Talvez então, a contensão. O que comporta um cristal?

Imagem da luz contida em um cristal.

A estrutura do cristal, pois, não tem nada de disforme, e como coloca o próprio autor, se dá no encadeamento de átomos iguais que ligados entre si pelas mesmas relações, em seu acúmulo, nos mostra sua forma primeira, ao mesmo passo que parecem aprisionar ali certa luz.

“[…] Talvez porque tenhamos aí algo assim como as melhores aproximações concretas à realidade pura, quer dizer, à ideia pura […]”

Como as palavras, capazes de aprisionar significâncias extensas, os cristais comportam também uma rede de relações.

Depois de ler esse texto, minha primeira anotação foi a seguinte:

“Falar uma palavra é pintar uma pintura.”

Certa vez um professor me disse que minhas pinturas eram como biografemas daquilo que eu observava. Ele é escritor.

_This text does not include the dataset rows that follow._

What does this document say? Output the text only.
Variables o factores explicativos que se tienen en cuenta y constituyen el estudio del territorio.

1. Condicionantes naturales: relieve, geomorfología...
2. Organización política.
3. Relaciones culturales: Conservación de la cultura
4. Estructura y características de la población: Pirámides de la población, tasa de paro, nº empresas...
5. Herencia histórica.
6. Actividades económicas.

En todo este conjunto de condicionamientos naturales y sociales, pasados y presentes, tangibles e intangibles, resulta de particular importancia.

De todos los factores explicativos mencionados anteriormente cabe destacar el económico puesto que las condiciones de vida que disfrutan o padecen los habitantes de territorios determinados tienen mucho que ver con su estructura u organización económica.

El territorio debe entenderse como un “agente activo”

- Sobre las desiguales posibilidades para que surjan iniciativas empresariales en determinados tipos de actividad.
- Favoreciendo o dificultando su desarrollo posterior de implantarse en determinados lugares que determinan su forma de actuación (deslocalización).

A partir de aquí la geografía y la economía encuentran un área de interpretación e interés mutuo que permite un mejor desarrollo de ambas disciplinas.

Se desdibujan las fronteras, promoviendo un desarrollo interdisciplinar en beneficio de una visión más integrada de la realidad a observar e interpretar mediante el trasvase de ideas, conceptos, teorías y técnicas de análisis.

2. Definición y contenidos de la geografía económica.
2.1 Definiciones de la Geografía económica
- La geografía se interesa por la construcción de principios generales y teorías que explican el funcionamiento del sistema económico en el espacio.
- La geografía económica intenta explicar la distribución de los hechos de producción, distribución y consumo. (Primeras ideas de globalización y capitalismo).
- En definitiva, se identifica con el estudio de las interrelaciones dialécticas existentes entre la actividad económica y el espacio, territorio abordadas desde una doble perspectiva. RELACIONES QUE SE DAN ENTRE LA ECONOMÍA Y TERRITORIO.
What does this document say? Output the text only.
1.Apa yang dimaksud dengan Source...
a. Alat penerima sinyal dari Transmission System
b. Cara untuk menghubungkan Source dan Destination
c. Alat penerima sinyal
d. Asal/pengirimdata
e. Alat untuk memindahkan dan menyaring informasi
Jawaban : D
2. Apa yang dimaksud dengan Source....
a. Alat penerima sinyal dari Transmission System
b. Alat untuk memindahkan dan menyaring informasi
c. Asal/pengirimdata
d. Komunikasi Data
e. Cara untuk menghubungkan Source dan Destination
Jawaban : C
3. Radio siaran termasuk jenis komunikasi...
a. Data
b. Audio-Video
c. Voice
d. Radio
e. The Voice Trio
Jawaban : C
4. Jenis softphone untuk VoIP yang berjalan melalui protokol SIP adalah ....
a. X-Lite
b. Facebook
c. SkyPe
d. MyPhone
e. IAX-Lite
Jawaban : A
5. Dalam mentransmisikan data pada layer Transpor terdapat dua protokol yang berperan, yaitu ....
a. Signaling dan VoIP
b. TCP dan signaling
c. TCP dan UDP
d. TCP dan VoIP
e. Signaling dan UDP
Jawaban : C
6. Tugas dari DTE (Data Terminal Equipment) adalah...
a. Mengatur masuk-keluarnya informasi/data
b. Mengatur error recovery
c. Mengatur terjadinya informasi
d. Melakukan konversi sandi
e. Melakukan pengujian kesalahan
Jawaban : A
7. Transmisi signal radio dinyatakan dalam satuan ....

Biografema, noção encontrada em Roland Barthes, é como que uma escritura que comporta o que poderia ser a dicção de Ponge, mas não necessariamente aplicada às palavras, mas aplicada às coisas do mundo. É uma escrita que se apresenta em forma de notação do tom das coisas do mundo, da subjetividade das coisas do mundo, como a subjetividade comportada no som que passa pela garganta de quem fala. No caso de Barthes, uma notação que comporta o tom dos autores que analisa. Me parece que essa ideia pode ser aplicada a diversas linguagens, uma delas, a pintura, que como na língua, cria um sistema de significantes.

Anne Cauquelin diz que a paisagem acontece por aproximação. Por relação, então. Por fricção. Por pigmento que encontra outro pigmento e já não é mais somente matéria, como a palavra nunca é sem dicção.

Então a paisagem, a pedra e o cristal. O mutismo das coisas, e a forma como elas adquirem voz, ou a forma como quem observa uma pintura dá voz às coisas, assim como quem lê um poema dá dicção às palavras.